Levantar una bolsa de supermercado o conducir un coche son algunas de las actividades que los síntomas dificultan, especialmente cuando la patología se produce de forma paralela a otra enfermedad. Así, por ejemplo, “casi un tercio de los adultos obesos y, aproximadamente, la mitad de los pacientes de diabetes o cardiopatía, tienen también artritis”, señala el informe.

La concomitancia contribuye a que la artritis sea más difícil de manejar; sin embargo, “la actividad física es una estrategia probada para aliviar el dolor y reducir los síntomas”, recuerda la directora interna de CDC, Anne Schuchat. “Los médicos y seres queridos pueden ayudar a los pacientes, simplemente, animándoles a ser físicamente activos”, propone.

El epidemiólogo del National Center for Chronic Disease Prevention and Health Promotion, Kamil Barbour, también ha insistido en la “extrema importancia de que los proveedores de Atención Primaria motiven a sus pacientes para asistir a talleres sobre el manejo de la artritis”.

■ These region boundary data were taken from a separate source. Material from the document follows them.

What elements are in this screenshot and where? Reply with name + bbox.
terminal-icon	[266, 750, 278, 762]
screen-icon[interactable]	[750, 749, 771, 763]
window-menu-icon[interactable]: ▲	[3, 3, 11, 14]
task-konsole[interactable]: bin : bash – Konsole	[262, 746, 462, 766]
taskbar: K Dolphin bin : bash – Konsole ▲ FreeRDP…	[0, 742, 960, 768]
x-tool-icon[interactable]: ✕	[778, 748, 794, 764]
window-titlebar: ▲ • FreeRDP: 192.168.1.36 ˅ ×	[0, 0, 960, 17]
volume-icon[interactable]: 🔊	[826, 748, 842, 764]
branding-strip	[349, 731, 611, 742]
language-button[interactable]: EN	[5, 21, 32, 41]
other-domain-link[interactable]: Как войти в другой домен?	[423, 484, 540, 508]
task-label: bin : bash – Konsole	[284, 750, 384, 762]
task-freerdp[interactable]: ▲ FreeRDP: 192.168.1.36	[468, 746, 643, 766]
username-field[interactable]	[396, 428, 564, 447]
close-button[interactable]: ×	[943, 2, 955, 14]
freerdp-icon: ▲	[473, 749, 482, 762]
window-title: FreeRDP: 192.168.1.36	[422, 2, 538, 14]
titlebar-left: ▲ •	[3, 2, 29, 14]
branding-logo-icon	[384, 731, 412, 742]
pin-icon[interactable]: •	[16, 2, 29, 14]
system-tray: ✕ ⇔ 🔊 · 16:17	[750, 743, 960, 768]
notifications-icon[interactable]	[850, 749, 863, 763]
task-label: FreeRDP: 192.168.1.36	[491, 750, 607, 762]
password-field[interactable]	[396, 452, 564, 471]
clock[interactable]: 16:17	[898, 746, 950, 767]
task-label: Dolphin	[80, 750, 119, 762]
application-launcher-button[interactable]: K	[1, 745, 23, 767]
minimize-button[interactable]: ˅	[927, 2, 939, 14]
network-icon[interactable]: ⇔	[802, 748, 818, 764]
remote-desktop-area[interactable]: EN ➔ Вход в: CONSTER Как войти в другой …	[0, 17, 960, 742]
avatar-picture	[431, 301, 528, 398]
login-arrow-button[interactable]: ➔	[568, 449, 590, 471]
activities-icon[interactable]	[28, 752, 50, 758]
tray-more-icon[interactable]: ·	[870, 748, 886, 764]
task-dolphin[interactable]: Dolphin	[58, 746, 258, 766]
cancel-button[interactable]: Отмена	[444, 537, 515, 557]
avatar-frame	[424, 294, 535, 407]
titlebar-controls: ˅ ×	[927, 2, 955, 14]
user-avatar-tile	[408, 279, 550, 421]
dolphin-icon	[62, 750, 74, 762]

Participar en algún deporte puede reducir los síntomas de la artritis hasta en un 40%; sin embargo 1 de cada 3 pacientes admite no realizar ningún tipo de actividad física. Lo mismo sucede con los talleres de gestión, en los que únicamente participa 1 de cada 10 adultos con artritis. En cualquier caso, señalan Schuchat y Barbour, “los pacientes son más propensos a seguir estas pautas si es un médico quien se las recomienda”.